World Snooker Championship Preview: Selby an Obvious Choice but Fu Excellent Value

World Snooker Championship

As far as snooker’s long and winding season goes, all roads lead to the World Championship in April each year.

Here, the 64-man field has an opportunity to join the sport’s pantheon of greats, with the Crucible Theatre a fitting arena for such drama to unfold.

So where is the smart value ahead of the 2017 edition of this great tournament?

The Favourites

When previewing a World Championship we simply have to start with the best snooker player currently wielding a cue, and that is the ‘Jester from Leicester’: Mark Selby.

The 33-year-old is the current world number one and reigning world champion, and has already landed four ranking event titles this term including the UK Championship and the recent China Open.

Going into the Worlds in decent form is a prerequisite for success, and the manner in which Selby navigated his way through the field in China to lift the trophy suggests his game is in fine working order at present.

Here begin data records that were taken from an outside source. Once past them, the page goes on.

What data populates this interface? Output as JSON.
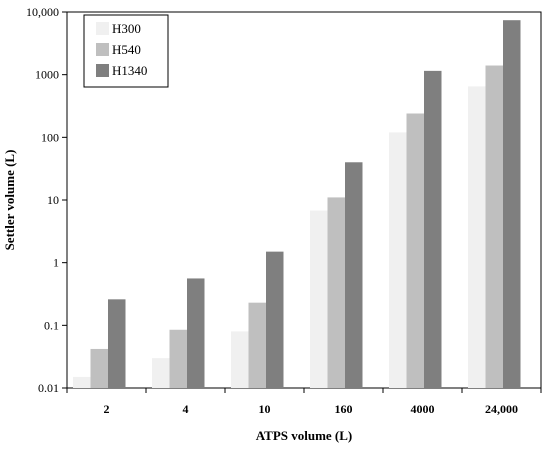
{
  "chart_data": {
    "type": "bar",
    "title": "",
    "xlabel": "ATPS volume (L)",
    "ylabel": "Settler volume (L)",
    "y_scale": "log",
    "ylim": [
      0.01,
      10000
    ],
    "y_ticks": [
      "0.01",
      "0.1",
      "1",
      "10",
      "100",
      "1000",
      "10,000"
    ],
    "y_tick_values": [
      0.01,
      0.1,
      1,
      10,
      100,
      1000,
      10000
    ],
    "categories": [
      "2",
      "4",
      "10",
      "160",
      "4000",
      "24,000"
    ],
    "series": [
      {
        "name": "H300",
        "color": "#f0f0f0",
        "values": [
          0.015,
          0.03,
          0.08,
          6.8,
          120,
          650
        ]
      },
      {
        "name": "H540",
        "color": "#bfbfbf",
        "values": [
          0.042,
          0.085,
          0.23,
          11,
          240,
          1400
        ]
      },
      {
        "name": "H1340",
        "color": "#7f7f7f",
        "values": [
          0.26,
          0.56,
          1.5,
          40,
          1150,
          7400
        ]
      }
    ],
    "legend_position": "top-left",
    "grid": false
  }
}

With seven majors to his name we don’t have to worry about his bottle or ability to perform when the spotlight is shining at its brightest, and as such Selby represents a fair favourite with most bookmakers at a best of 9/2 with BetFred and William Hill.

However a shorter 4/1 with Paddy Power and 10Bet can be found next to the name of Judd Trump but he represents less of an interest to punters. Undoubtedly talented, the left-hander has reached five finals already this term, triumphing in two: the European Masters and March’s Players Championship.

But it is his temperament, and that inability to rein in his natural ‘pot ‘em off the lampshade’ attitude, that could ultimately prevent Trump from achieving what he could/should in the game.

He simply gives too many frames away, and against players like Selby who are willing to grind him down ‘the Juddernaught’ is often found wanting. He’s only reached one final in seven visits to The Crucible, and quite frankly that record alone suggests his price of 4/1 should be avoided at all costs.

The Next Best

The undoubted choice of the public to win this tournament is Ronnie O’Sullivan. The Rocket may be one of snooker’s grand old dukes at the age of 41, but in winning The Masters back in January he served notice that there is life in the old dog yet.

His record in the run-of-the-mill ranking events isn’t great this season, but in the two majors he has lifted the trophy in one and reached the final of the other (UK Championship). So, O’Sullivan is clearly raising his game when the big tournaments come around; intriguing ahead of his attempts to land a sixth world title.

Ding Junhui is, like Judd Trump, another young talent who is yet to fulfil his potential. The Chinaman has only reached a trio of ranking event finals in three years, winning one, and he has only made one major final since 2011; last year’s World Championship decider, where he was beaten 14-18 by Selby.

That lack of activity at the business end of tournaments is enough to put us off Ding for another year.

The Outsiders

If you are looking for a Crucible specialist to back then how about Barry Hawkins (18/1 with 10Bet)? The Hawk has one quarter-final, two semis and a final appearance to his name here in the past four years, and lifted the fairly prestigious World Grand Prix towards the tail-end of 2016.

Two former world champions who have shown signs of life this season are John Higgins (18/1 with SportingBet) and Shaun Murphy (22/1 with bet365 and Betway). Higgins hasn’t got beyond the third round of an event since December, but has claimed a pair of titles at the China Championship and Champion of Champions event.

Murphy, meanwhile, reached the last four of the UK Championship and won the Gibraltar Open in March.

But your best each way wager has to be Marco Fu (22/1 with Paddy Power), who has been consistently excellent this season. The Hong Kong king reached the semi-finals of both The Masters and the UK Championship, and ended a three year wait for a ranking event title at the Scottish Open in December. He is in better form than the vast majority in this field.